Harold Michelson (February 15, 1920 – March 1, 2007) was an American production designer and art director. In addition, he worked as an illustrator and/or storyboard artist on numerous films from the 1940s through the 1990s.

==Biography==
A native of New York City, Michelson worked with the Bureau of Engraving and Printing in Washington, D.C. after graduating from high school. He then served as a bombardier-navigator in the U.S. Army Air Forces during World War II, flying more than 40 missions over Germany.

After the war, Michelson became an illustrator. He worked on magazines while attending the Art Students League of New York before moving on to Chicago and Los Angeles, where he illustrated movie posters. He ultimately became an illustrator for Columbia Pictures before being traded to Paramount Pictures, where he worked as illustrator and storyboard artist on The Ten Commandments. He then worked as a storyboard artist on Ben-Hur for MGM and Spartacus for Universal Pictures.

Throughout the remainder of the 1960s, he worked as either illustrator or storyboard artist on films such as West Side Story, The Birds, Cleopatra, Who's Afraid of Virginia Woolf? and The Graduate. During the 1970s, he was an illustrator for films like Fiddler on the Roof and Cross of Iron; in the 1980s, he worked on Firestarter and The Cotton Club, and he was a visual consultant on the 1986 remake of The Fly.

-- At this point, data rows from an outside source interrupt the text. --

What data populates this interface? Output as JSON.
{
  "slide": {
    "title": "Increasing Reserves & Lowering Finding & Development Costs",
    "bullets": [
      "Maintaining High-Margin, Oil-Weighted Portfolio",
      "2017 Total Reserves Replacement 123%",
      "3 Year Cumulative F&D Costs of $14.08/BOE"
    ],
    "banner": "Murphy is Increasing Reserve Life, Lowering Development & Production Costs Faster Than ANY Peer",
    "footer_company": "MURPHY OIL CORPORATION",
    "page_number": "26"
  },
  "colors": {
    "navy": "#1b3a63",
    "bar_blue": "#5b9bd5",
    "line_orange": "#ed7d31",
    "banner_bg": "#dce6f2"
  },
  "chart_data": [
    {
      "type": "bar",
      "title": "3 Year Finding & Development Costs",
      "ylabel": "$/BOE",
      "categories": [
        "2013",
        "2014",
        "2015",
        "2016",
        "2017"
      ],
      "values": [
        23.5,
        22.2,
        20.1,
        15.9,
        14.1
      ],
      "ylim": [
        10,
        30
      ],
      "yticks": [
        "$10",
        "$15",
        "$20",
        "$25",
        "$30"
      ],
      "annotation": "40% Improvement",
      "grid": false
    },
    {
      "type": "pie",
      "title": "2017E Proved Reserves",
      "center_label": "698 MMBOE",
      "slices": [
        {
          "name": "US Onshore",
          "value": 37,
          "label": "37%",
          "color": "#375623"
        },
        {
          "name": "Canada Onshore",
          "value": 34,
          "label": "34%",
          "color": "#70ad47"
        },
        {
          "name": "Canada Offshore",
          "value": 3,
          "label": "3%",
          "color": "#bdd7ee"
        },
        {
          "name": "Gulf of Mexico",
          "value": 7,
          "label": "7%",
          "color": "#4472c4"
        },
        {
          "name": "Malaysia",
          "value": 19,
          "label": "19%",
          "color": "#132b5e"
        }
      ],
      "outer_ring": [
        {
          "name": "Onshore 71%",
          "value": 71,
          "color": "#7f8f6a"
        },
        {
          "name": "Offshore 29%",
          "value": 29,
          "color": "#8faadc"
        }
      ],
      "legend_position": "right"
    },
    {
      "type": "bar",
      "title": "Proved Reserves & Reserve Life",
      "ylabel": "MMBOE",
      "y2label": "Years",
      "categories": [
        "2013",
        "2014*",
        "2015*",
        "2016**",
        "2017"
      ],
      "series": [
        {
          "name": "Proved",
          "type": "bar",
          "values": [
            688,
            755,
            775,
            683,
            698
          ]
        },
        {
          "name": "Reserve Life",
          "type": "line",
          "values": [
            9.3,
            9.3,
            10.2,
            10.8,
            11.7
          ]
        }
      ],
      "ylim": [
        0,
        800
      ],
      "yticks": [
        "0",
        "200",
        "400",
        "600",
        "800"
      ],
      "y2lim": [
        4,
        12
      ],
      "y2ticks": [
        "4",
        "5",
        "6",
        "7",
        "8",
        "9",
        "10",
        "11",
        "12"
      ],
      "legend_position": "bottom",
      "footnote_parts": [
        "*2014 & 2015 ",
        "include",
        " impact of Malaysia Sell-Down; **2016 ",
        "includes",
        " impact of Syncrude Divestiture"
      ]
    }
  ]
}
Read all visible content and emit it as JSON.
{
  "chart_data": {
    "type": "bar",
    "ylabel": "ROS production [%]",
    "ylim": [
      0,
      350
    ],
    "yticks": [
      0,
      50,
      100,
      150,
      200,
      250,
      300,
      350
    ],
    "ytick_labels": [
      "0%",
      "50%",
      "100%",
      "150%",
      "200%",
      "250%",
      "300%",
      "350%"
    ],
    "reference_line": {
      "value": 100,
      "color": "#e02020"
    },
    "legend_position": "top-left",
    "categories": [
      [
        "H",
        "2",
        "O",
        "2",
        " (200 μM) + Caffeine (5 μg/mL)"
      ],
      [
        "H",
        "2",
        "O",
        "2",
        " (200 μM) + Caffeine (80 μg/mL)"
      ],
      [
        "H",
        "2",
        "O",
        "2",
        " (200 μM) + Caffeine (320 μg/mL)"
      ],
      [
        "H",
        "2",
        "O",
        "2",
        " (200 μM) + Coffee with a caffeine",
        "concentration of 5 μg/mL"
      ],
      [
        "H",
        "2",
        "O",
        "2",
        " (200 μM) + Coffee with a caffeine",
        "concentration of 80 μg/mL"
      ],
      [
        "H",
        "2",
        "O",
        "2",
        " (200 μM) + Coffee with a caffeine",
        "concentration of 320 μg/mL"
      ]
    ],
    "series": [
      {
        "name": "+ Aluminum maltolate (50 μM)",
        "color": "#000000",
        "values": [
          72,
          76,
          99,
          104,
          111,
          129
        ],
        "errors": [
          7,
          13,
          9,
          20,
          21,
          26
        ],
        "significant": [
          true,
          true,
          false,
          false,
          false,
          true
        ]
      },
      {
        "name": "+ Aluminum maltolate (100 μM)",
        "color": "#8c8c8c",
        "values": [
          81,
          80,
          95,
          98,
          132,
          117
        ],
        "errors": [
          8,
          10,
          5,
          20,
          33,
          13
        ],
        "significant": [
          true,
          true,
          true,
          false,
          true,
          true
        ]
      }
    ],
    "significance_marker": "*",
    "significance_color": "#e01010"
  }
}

His career as an art director started in television, beginning with Matinee Theatre and moving to programs such as Gomer Pyle, USMC and The Andy Griffith Show. He served as art director on several films and began working as production designer with the 1971 Cannes Film Festival Jury Grand Prize-winning film Johnny Got His Gun, and he continued to work as an illustrator and storyboard artist.

Michelson worked on two films for Mel Brooks, first as production designer on History of the World, Part I and later as art director for Spaceballs. Michelson's other art direction credits include the films Mommie Dearest, Planes, Trains & Automobiles and Dick Tracy. He also served as a consultant for producer Danny DeVito on films such as Hoffa and Death to Smoochy.

==Death and legacy==
Michelson died at the Motion Picture & Television Fund retirement home, following a long illness, at the age of 87.

The documentary film Harold and Lillian: A Hollywood Love Story describes the life and career of Michelson and his wife Lillian, who became a respected film researcher.

==Awards and honors==
Michelson shared his first Academy Award nomination for his production designs on Star Trek: The Motion Picture, contributing to the interior and exterior design on the newly refit USS Enterprise. He shared a second nomination for his art direction on the 1983 film Terms of Endearment.

In 1999 Michelson was honored with the Art Directors Guild's Lifetime Achievement Award, and in 2002, he received the Outstanding Achievement in Production Design award from the Hollywood Film Festival.

He was inducted into the Art Directors Guild Hall of Fame in 2009.